The blueprints illustrate the cold planning behind the plot. They include designs of the iconic watchtower entrance to the adjacent Birkenau camp, where trains transported Jews to their deaths, as well as pathway where the "Arbeit Macht Frei" sign was placed.
The sign, whose cynical Nazi slogan means "Work Sets You Free," was stolen last month and returned last week. The offices of Auschwitz commander Rudolf Hess and doctor Josef Mengele are seen in the blueprints.
"It is one thing to kill someone when you are angry, but to sit down and make plans for the biggest extermination camp that the world has even known and to plan it as if they were planning a parliament or a school or something is just mind-boggling," said Martha Weiss, a 77-year-old Auschwitz survivor who was among a small group of survivors invited to see the display ahead of its opening.
"Sometimes when I listen to myself I think, 'My God, this couldn't have happened. I must have dreamt it.' But unfortunately, it is all true and I lived though it and I was lucky to survive."
The administrative documents at Auschwitz were kept in an archive next to the main camp. The Nazis burned the archive shortly before the camp's liberation in an attempt to cover up their crimes. But some documents, kept in a separate building, survived and fell into Soviet hands, where they remained until the fall of the Berlin Wall.
In 2008, a set of documents, including 15 original plans of the camp, were found in an abandoned Berlin apartment. It is unclear how they arrived there. The German newspaper Bild obtained the blueprints and published them last year after authenticating them with Germany's federal archive.
Bild presented the blueprints to Netanyahu in Berlin last August and they were to go on display at Yad Vashem Monday.

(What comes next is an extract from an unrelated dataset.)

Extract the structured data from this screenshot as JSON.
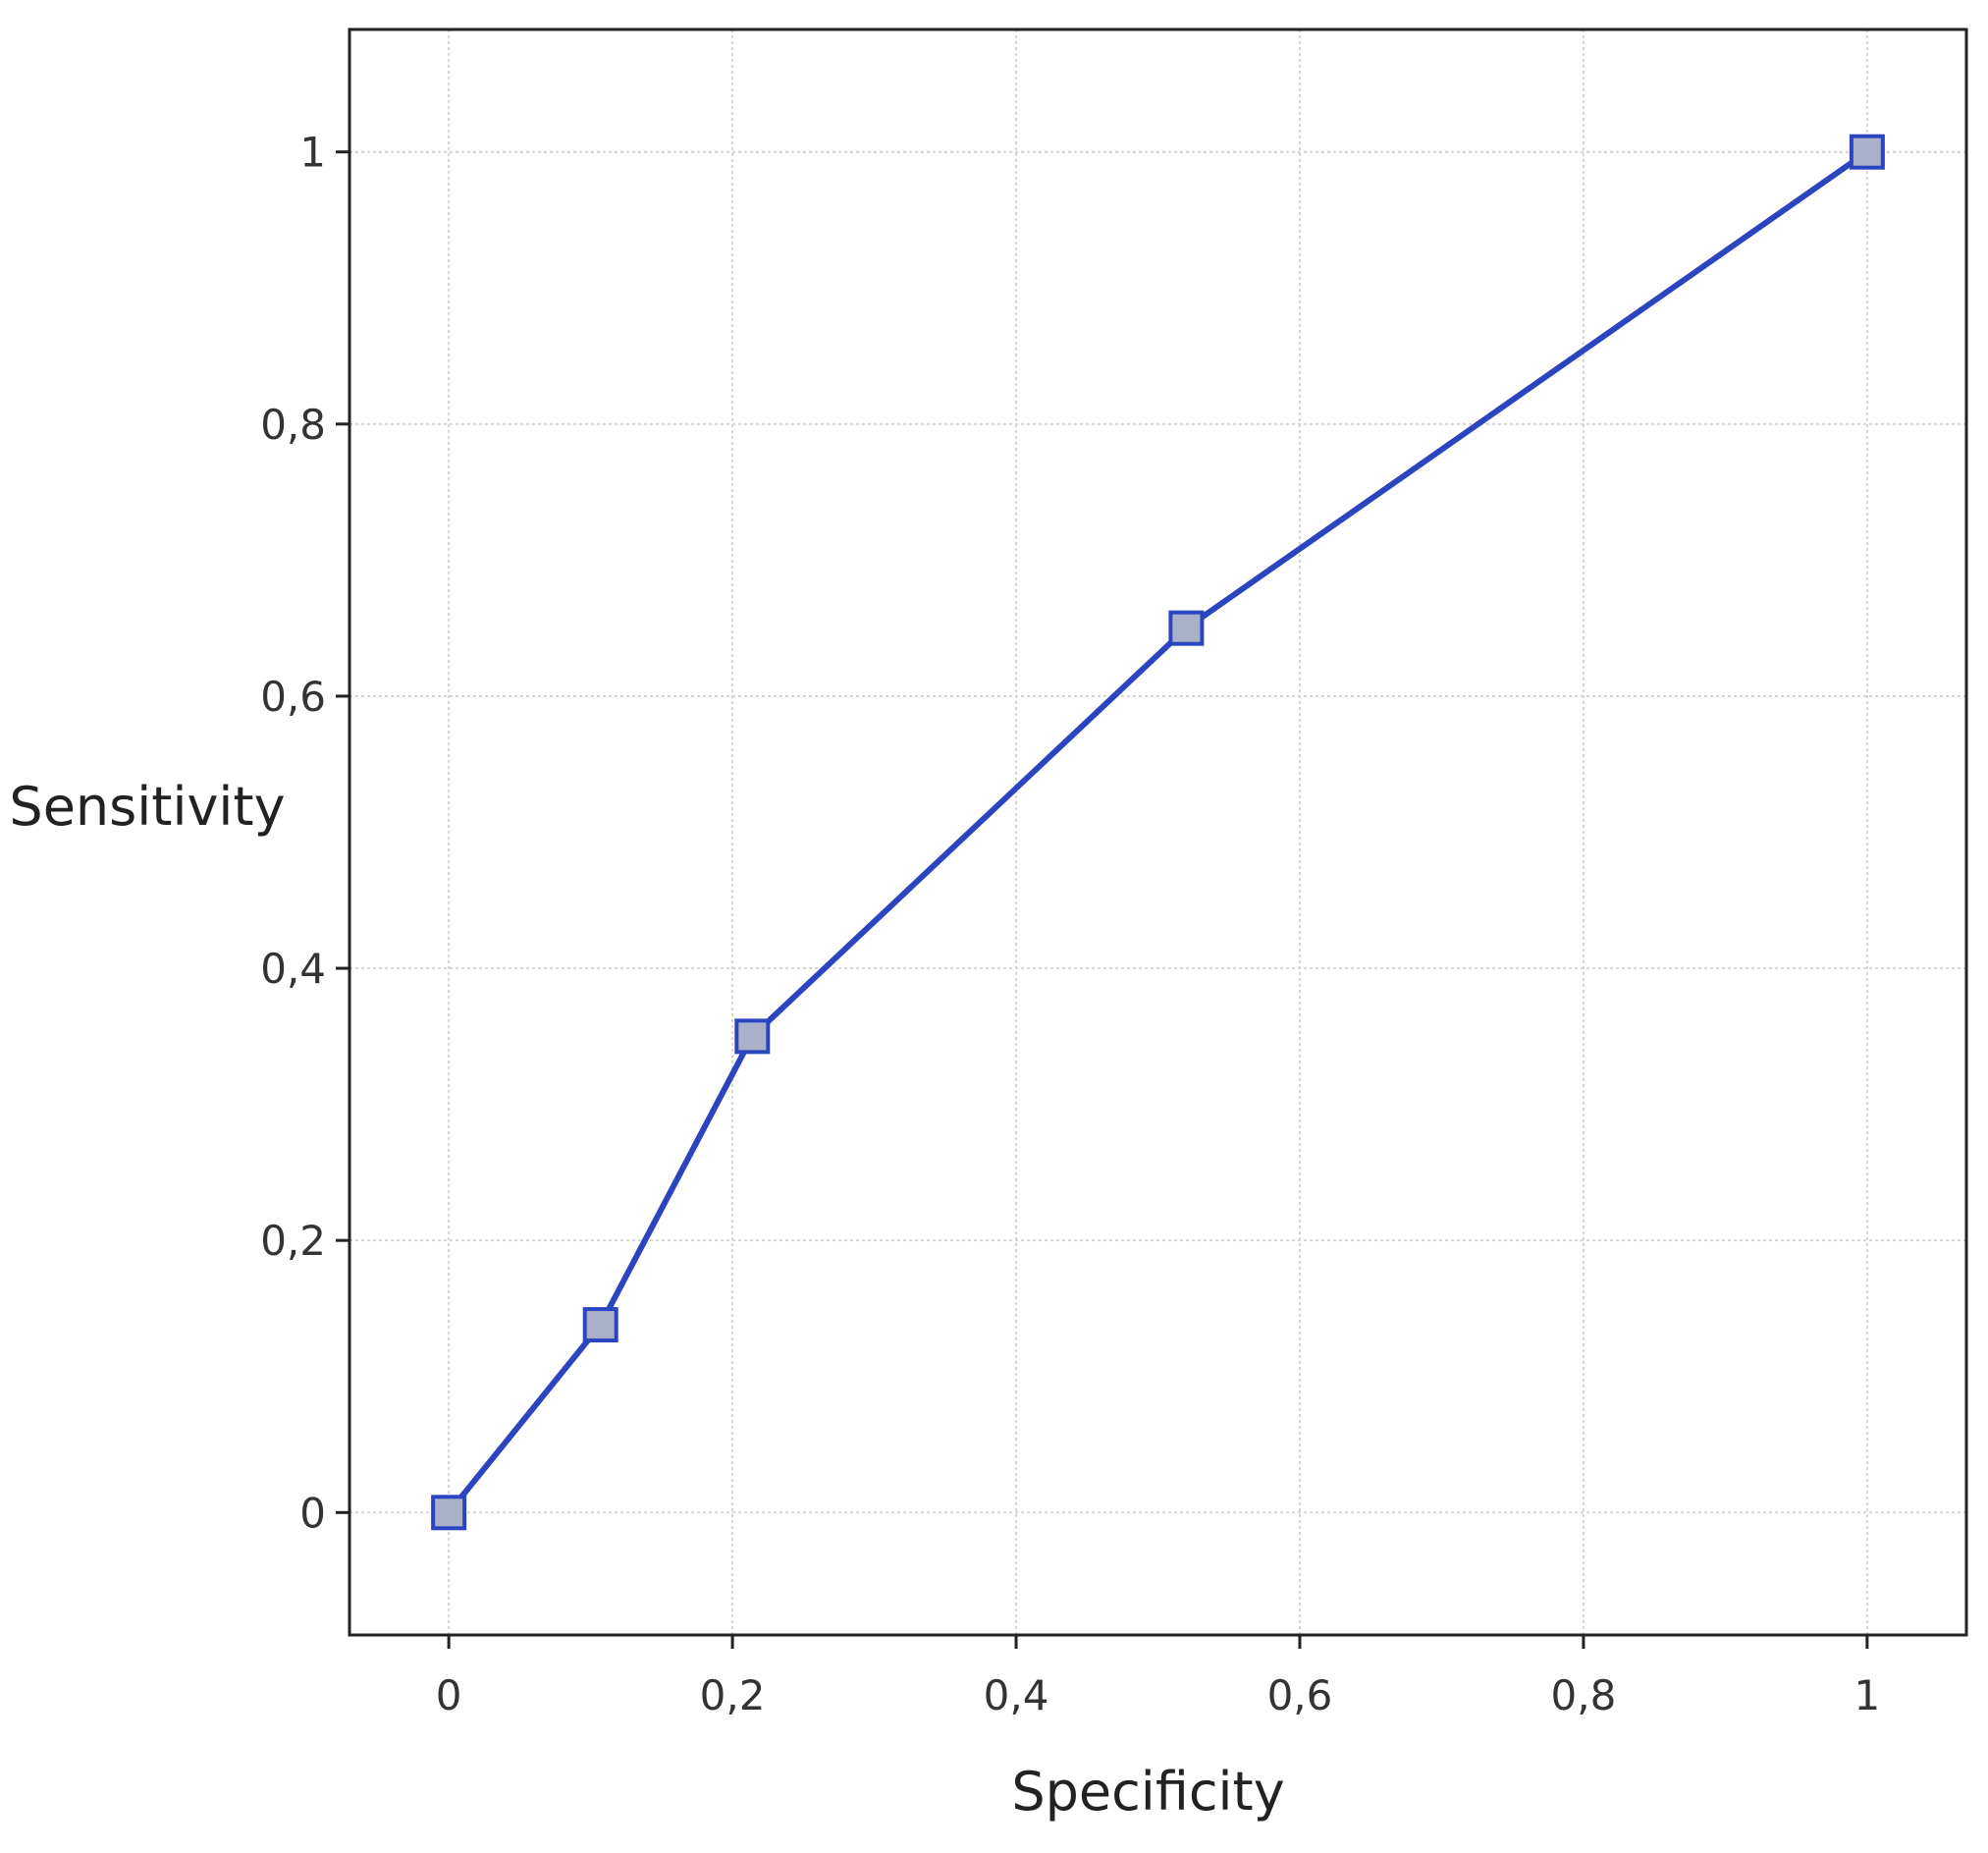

"The original plans detailing the construction of Auschwitz, constitute a graphic illustration of the Germans' systematic effort to carry out the Final Solution," said Yad Vashem Chairman Avner Shalev.
Shalev said the publication of the blueprints would help combat Holocaust denial and make sure that the lessons of the Holocaust remain fresh.
The blueprints include general plans for the original Auschwitz camp and its expansion to Birkenau camp, where most of the killings took place.
The exhibit also includes aerial photos of Auschwitz taken by the British airforce during the war, a report written by two Jews who escaped and quotes from SS men and Jewish prisoners about the facility. Some of the photos captured smoke billowing from the six crematoria that killed thousands of Jews a day.
A traveling version of the exhibition will open at the U.N. headquarters in New York on Tuesday.
Last September, Netanyahu waved the blueprints, sketched on yellowing parchment, at the U.N. General Assembly podium in an emphatic rebuke of Iranian President Mahmoud Ahmadinejad and his repeated questioning of the Holocaust.
Daniel Uziel, the historical adviser to the exhibition, said the blueprints did not add much to what is already known about the camps but they provide "a great illustration of the process of turning Auschwitz from a small Polish concentration camp to the center of the Holocaust."
An old World War I barrack for the Austro-Hungarian army, Auschwitz opened as a concentration camp in the summer of 1940. It was originally designed as a Soviet POW camp and its first prisoners were Polish. But because of its central location and its close access to natural resources, Himmler deemed it the perfect spot to implement the "Final Solution." In late 1941, it swiftly evolved into a highly efficient death camp.